I tried to increase the omp stack size (in Project->Properties), but it doesn t change anything. I m now downloading the updates, hoping that it may fix the problem.
ICL option /Qopenmp (it's one of the options in VS project properties for Intel C++) is equivalent to MSVC option /openmp. When used to drive the link, it includes libiomp5 in the linker dependencies, where those OpenMP functions (and all the MS openmp library functions, as well as the Intel ones) are implemented. Then you must take care that vcomp isn't linked (which evidently it isn't in your case). It's entirely common that you must boost the /link /stack: allocation when using OpenMP (in linker properties, or command line), and entirely possible that ICL uses more stack than MSVC. The linker stack size properties aren't specific to OpenMP. Note that you could set one of the stack sizes in the linker properties and miss the one which controls the show. There is also a per-thread stack size, controlled by KMP_STACKSIZE environment variable or function call (defaults 2MB 32-bit, 4MB 64-bit).
The problem is still not fixed. I
have just increased the KMP_STACKSIZE (till the limit of my computer). I
have checked the size change by invoking kmp_get_stacksize_s(). The
As it is a memory issue, I have checked eventual problems with Intel Inspector, but nothing particular appeared. To make sure vcomp isn t linked, I put it as ignored library in the Project->Properties.
If you have any idea of the problem, please don t hesitate to share it.
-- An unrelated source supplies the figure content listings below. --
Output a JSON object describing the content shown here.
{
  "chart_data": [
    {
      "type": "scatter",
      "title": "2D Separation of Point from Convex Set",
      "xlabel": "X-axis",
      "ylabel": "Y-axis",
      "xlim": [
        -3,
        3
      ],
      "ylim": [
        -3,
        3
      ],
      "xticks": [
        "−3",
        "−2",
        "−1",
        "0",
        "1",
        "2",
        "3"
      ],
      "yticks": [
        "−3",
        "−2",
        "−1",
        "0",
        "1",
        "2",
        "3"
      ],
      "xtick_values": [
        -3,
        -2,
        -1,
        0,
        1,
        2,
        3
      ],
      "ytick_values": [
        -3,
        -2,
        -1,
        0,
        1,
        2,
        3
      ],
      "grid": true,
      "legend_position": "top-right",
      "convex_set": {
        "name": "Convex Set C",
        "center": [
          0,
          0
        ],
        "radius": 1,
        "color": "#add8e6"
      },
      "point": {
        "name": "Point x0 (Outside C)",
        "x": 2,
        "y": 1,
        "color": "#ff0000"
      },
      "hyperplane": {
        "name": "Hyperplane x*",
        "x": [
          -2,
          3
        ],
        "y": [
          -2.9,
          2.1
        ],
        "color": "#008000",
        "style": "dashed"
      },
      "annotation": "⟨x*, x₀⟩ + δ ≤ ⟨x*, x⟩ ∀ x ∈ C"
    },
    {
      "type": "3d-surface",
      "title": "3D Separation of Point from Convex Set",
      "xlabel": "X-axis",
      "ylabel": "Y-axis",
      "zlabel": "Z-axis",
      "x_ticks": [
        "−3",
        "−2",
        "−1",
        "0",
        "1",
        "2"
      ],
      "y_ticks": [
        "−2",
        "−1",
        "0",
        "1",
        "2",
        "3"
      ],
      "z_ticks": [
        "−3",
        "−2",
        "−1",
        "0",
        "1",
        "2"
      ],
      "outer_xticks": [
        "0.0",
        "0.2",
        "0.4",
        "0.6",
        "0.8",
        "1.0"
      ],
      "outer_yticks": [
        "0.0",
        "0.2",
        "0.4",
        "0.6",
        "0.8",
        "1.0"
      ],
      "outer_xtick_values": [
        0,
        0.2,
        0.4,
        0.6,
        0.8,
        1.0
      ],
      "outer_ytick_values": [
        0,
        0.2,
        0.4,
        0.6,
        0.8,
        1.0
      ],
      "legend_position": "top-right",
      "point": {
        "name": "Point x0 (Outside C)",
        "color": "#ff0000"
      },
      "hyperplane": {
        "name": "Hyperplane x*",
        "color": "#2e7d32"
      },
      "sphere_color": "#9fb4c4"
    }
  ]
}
Is there some compilation options, or particular project properties that must be set when using Intel compiler?
If you make KMP_STACKSIZE very large, I suppose you will run out of overall stack, at least when running more than 1 thread. It's unusual to use more than 10MB successfully for KMP_STACKSIZE, even in cases which use private arrays, when you would need to increase the main stack accordingly (surely > 100MB, even for a very small number of threads). Without private arrays, one would expect the default to be OK for thread stack. Needless to say, in my view, it's difficult to give simple advice.
I don't think you would want to make KMP_STACKSIZE very large; I've seen it work only up to 10MB, and then of course the overall stack limit has to be increased proportional to thread stack size times number of threads. I doubt you would need more than default thread stack size unless you use large private data structures, which tend to hinder performance anyway.
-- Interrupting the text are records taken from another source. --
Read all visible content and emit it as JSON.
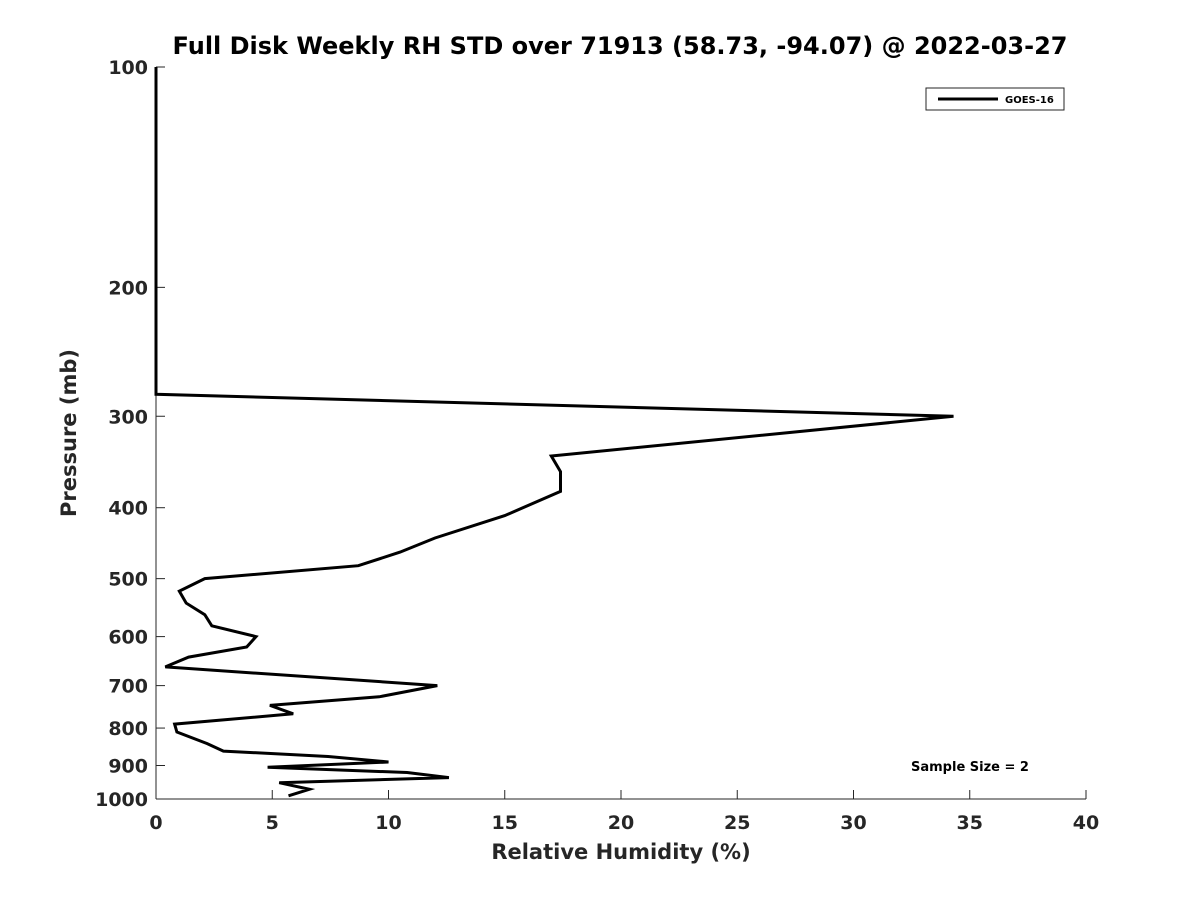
{
  "chart_data": {
    "type": "line",
    "title": "Full Disk Weekly RH STD over 71913 (58.73, -94.07) @ 2022-03-27",
    "xlabel": "Relative Humidity (%)",
    "ylabel": "Pressure (mb)",
    "xlim": [
      0,
      40
    ],
    "ylim": [
      100,
      1000
    ],
    "yscale": "log",
    "y_reversed": true,
    "xticks": [
      0,
      5,
      10,
      15,
      20,
      25,
      30,
      35,
      40
    ],
    "yticks": [
      100,
      200,
      300,
      400,
      500,
      600,
      700,
      800,
      900,
      1000
    ],
    "grid": false,
    "legend_position": "top-right",
    "annotation": "Sample Size = 2",
    "series": [
      {
        "name": "GOES-16",
        "color": "#000000",
        "points": [
          {
            "x": 0.0,
            "y": 100
          },
          {
            "x": 0.0,
            "y": 150
          },
          {
            "x": 0.0,
            "y": 200
          },
          {
            "x": 0.0,
            "y": 250
          },
          {
            "x": 0.0,
            "y": 280
          },
          {
            "x": 34.3,
            "y": 300
          },
          {
            "x": 17.0,
            "y": 340
          },
          {
            "x": 17.4,
            "y": 357
          },
          {
            "x": 17.4,
            "y": 380
          },
          {
            "x": 15.0,
            "y": 410
          },
          {
            "x": 12.0,
            "y": 440
          },
          {
            "x": 10.5,
            "y": 460
          },
          {
            "x": 8.7,
            "y": 480
          },
          {
            "x": 2.1,
            "y": 500
          },
          {
            "x": 1.0,
            "y": 520
          },
          {
            "x": 1.3,
            "y": 540
          },
          {
            "x": 2.1,
            "y": 560
          },
          {
            "x": 2.4,
            "y": 580
          },
          {
            "x": 4.3,
            "y": 600
          },
          {
            "x": 3.9,
            "y": 620
          },
          {
            "x": 1.4,
            "y": 640
          },
          {
            "x": 0.4,
            "y": 660
          },
          {
            "x": 12.1,
            "y": 700
          },
          {
            "x": 9.6,
            "y": 725
          },
          {
            "x": 4.9,
            "y": 745
          },
          {
            "x": 5.9,
            "y": 765
          },
          {
            "x": 0.8,
            "y": 790
          },
          {
            "x": 0.9,
            "y": 810
          },
          {
            "x": 2.2,
            "y": 840
          },
          {
            "x": 2.9,
            "y": 860
          },
          {
            "x": 7.4,
            "y": 875
          },
          {
            "x": 10.0,
            "y": 890
          },
          {
            "x": 4.8,
            "y": 905
          },
          {
            "x": 10.8,
            "y": 920
          },
          {
            "x": 12.6,
            "y": 935
          },
          {
            "x": 5.3,
            "y": 950
          },
          {
            "x": 6.6,
            "y": 970
          },
          {
            "x": 5.7,
            "y": 990
          }
        ]
      }
    ]
  }
}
The problem is that I use only one thread in the execution, and it fails for each kmp stack size. It is very strange and I don't know if it really comes from stack size setting or it is another memory management problem in my code, or perhaps I didn t use Intel compiler well (compilation options...)
I haven't verified this, the following is an assumption
KMP_STACKSIZE (perhaps) is only affecting the stack size of the auxiliary threads created for your parallel regions. IOW the main threadmay not be affected by this environment variable. In your start-up project Properties | Linker | System | Stack Reserve Size you have a property that specifies the application main thread stack size. Try setting that to your desired size as well as setting KMP_STACKSIZE. Note, the main thread may need a larger stack size than the auxiliary threads because it may have stack consumption prior to establishing the parallel regions.
Thanks a lot for your reply. The easiest solution for me was to replace some fixed size arrays defined on the stack by dynamic array (new/delete). I chose to replace the big array and leave the small arrays on the stack. Now, it is working, even if the performance is slighlty worst.
When you have a multi-threaded application (you are using OpenMP) and when each may concurrently call a function that requires a large temporary array (where you are now using new/delete), then consider using thread local storage and placing an allocatable array in there Note, if the run time of the subroutine is long then the allocate/deallocate time may be too small to worry about (memory fragmentation may still be an issue which can be resolved by the allocate once per thread technique).